En revanche, le jardin s’est considérablement embelli. Tu te souviens de ces acacias, de ces chèvrefeuilles que nous y avons tous deux plantés. Leurs tiges se sont développées, leurs rameaux se sont élargis. Les bouleaux et les érables ont également grandi, et l’allée de tilleuls est superbe. J’ai une prédilection particulière pour cette allée, pour sa douce et fraîche verdure, pour l’odeur aromatique qu’elle exhale, pour ce réseau de lumière qui, à travers les branches touffues, se répand sur le sol noir que je n’ai pas fait sabler.

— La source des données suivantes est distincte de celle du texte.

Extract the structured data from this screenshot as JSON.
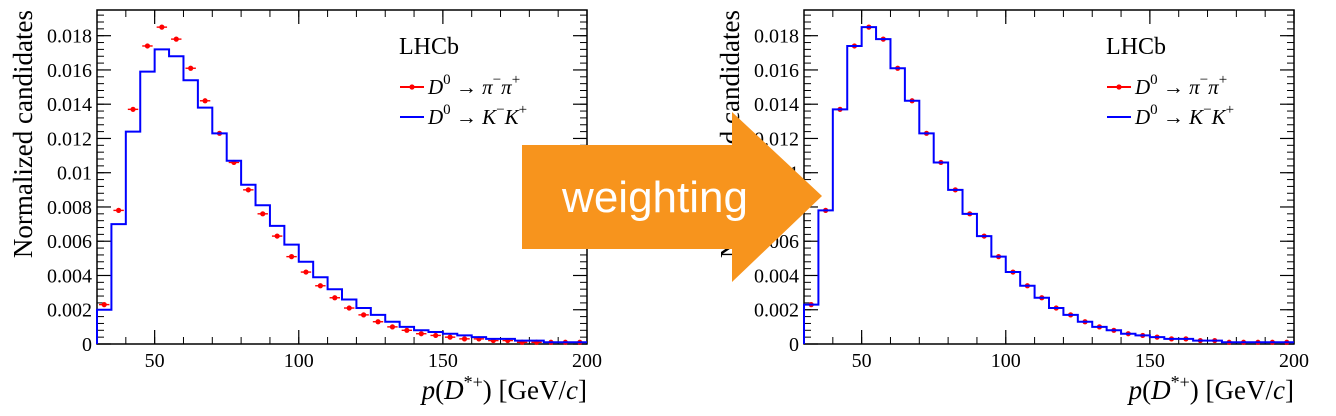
{
  "chart_data": [
    {
      "type": "histogram",
      "panel": "before",
      "experiment_label": "LHCb",
      "ylabel": "Normalized candidates",
      "xlabel": {
        "var": "p",
        "open": "(",
        "D": "D",
        "sup": "*+",
        "close": ")",
        "unit": "[GeV/",
        "c": "c",
        "end": "]"
      },
      "xlim": [
        30,
        200
      ],
      "ylim": [
        0,
        0.0195
      ],
      "xticks": [
        50,
        100,
        150,
        200
      ],
      "yticks": [
        "0",
        "0.002",
        "0.004",
        "0.006",
        "0.008",
        "0.01",
        "0.012",
        "0.014",
        "0.016",
        "0.018"
      ],
      "yticks_values": [
        0,
        0.002,
        0.004,
        0.006,
        0.008,
        0.01,
        0.012,
        0.014,
        0.016,
        0.018
      ],
      "bin_edges": [
        30,
        35,
        40,
        45,
        50,
        55,
        60,
        65,
        70,
        75,
        80,
        85,
        90,
        95,
        100,
        105,
        110,
        115,
        120,
        125,
        130,
        135,
        140,
        145,
        150,
        155,
        160,
        165,
        170,
        175,
        180,
        185,
        190,
        195,
        200
      ],
      "series": [
        {
          "name": "pipi",
          "legend": {
            "lhs": "D",
            "sup": "0",
            "arrow": "→",
            "p1": "π",
            "p1sup": "−",
            "p2": "π",
            "p2sup": "+"
          },
          "style": "markers",
          "color": "#ff0000",
          "values": [
            0.0023,
            0.0078,
            0.0137,
            0.0174,
            0.0185,
            0.0178,
            0.0161,
            0.0142,
            0.0123,
            0.0106,
            0.009,
            0.0076,
            0.0063,
            0.0051,
            0.0042,
            0.0034,
            0.0027,
            0.0021,
            0.0017,
            0.0013,
            0.001,
            0.0008,
            0.0006,
            0.0005,
            0.0004,
            0.0003,
            0.0003,
            0.0002,
            0.0002,
            0.0001,
            0.0001,
            0.0001,
            0.0001,
            0.0001
          ]
        },
        {
          "name": "KK",
          "legend": {
            "lhs": "D",
            "sup": "0",
            "arrow": "→",
            "p1": "K",
            "p1sup": "−",
            "p2": "K",
            "p2sup": "+"
          },
          "style": "step",
          "color": "#0000ff",
          "values": [
            0.002,
            0.007,
            0.0124,
            0.0159,
            0.0172,
            0.0168,
            0.0154,
            0.0138,
            0.0123,
            0.0107,
            0.0093,
            0.0081,
            0.0069,
            0.0058,
            0.0048,
            0.0039,
            0.0032,
            0.0026,
            0.0021,
            0.0017,
            0.0013,
            0.001,
            0.0008,
            0.0007,
            0.0006,
            0.0005,
            0.0004,
            0.0003,
            0.0003,
            0.0002,
            0.0002,
            0.0001,
            0.0001,
            0.0001
          ]
        }
      ]
    },
    {
      "type": "histogram",
      "panel": "after",
      "experiment_label": "LHCb",
      "ylabel": "Normalized candidates",
      "xlabel": {
        "var": "p",
        "open": "(",
        "D": "D",
        "sup": "*+",
        "close": ")",
        "unit": "[GeV/",
        "c": "c",
        "end": "]"
      },
      "xlim": [
        30,
        200
      ],
      "ylim": [
        0,
        0.0195
      ],
      "xticks": [
        50,
        100,
        150,
        200
      ],
      "yticks": [
        "0",
        "0.002",
        "0.004",
        "0.006",
        "0.008",
        "0.01",
        "0.012",
        "0.014",
        "0.016",
        "0.018"
      ],
      "yticks_values": [
        0,
        0.002,
        0.004,
        0.006,
        0.008,
        0.01,
        0.012,
        0.014,
        0.016,
        0.018
      ],
      "bin_edges": [
        30,
        35,
        40,
        45,
        50,
        55,
        60,
        65,
        70,
        75,
        80,
        85,
        90,
        95,
        100,
        105,
        110,
        115,
        120,
        125,
        130,
        135,
        140,
        145,
        150,
        155,
        160,
        165,
        170,
        175,
        180,
        185,
        190,
        195,
        200
      ],
      "series": [
        {
          "name": "pipi",
          "legend": {
            "lhs": "D",
            "sup": "0",
            "arrow": "→",
            "p1": "π",
            "p1sup": "−",
            "p2": "π",
            "p2sup": "+"
          },
          "style": "markers",
          "color": "#ff0000",
          "values": [
            0.0023,
            0.0078,
            0.0137,
            0.0174,
            0.0185,
            0.0178,
            0.0161,
            0.0142,
            0.0123,
            0.0106,
            0.009,
            0.0076,
            0.0063,
            0.0051,
            0.0042,
            0.0034,
            0.0027,
            0.0021,
            0.0017,
            0.0013,
            0.001,
            0.0008,
            0.0006,
            0.0005,
            0.0004,
            0.0003,
            0.0003,
            0.0002,
            0.0002,
            0.0001,
            0.0001,
            0.0001,
            0.0001,
            0.0001
          ]
        },
        {
          "name": "KK",
          "legend": {
            "lhs": "D",
            "sup": "0",
            "arrow": "→",
            "p1": "K",
            "p1sup": "−",
            "p2": "K",
            "p2sup": "+"
          },
          "style": "step",
          "color": "#0000ff",
          "values": [
            0.0023,
            0.0078,
            0.0137,
            0.0174,
            0.0185,
            0.0178,
            0.0161,
            0.0142,
            0.0123,
            0.0106,
            0.009,
            0.0076,
            0.0063,
            0.0051,
            0.0042,
            0.0034,
            0.0027,
            0.0021,
            0.0017,
            0.0013,
            0.001,
            0.0008,
            0.0006,
            0.0005,
            0.0004,
            0.0003,
            0.0003,
            0.0002,
            0.0002,
            0.0001,
            0.0001,
            0.0001,
            0.0001,
            0.0001
          ]
        }
      ]
    }
  ],
  "arrow": {
    "label": "weighting",
    "color": "#f7941d"
  }
}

Mon chêne favori est devenu un arbre d’une taille imposante. Hier soir, j’ai passé des heures entières assis avec joie sous ses rameaux. Autour de moi s’étendait un gazon fleuri ; des lames d’or ruisselaient dans l’ombre, et les oiseaux chantaient. Tu n’as pas oublié, j’espère, que j’ai une passion pour les oiseaux. Les ramiers roucoulaient, le loriot sifflait, le pinson recommençait à tout instant sa joyeuse chanson ; les merles jaloux ne voulaient pas rester muets ; au loin, on entendait encore résonner la plaintive mélopée du coucou et le cri impétueux du pivert. J’écoutais, dans une molle rêverie, ces sons harmonieux, et ne me lassais pas de les entendre.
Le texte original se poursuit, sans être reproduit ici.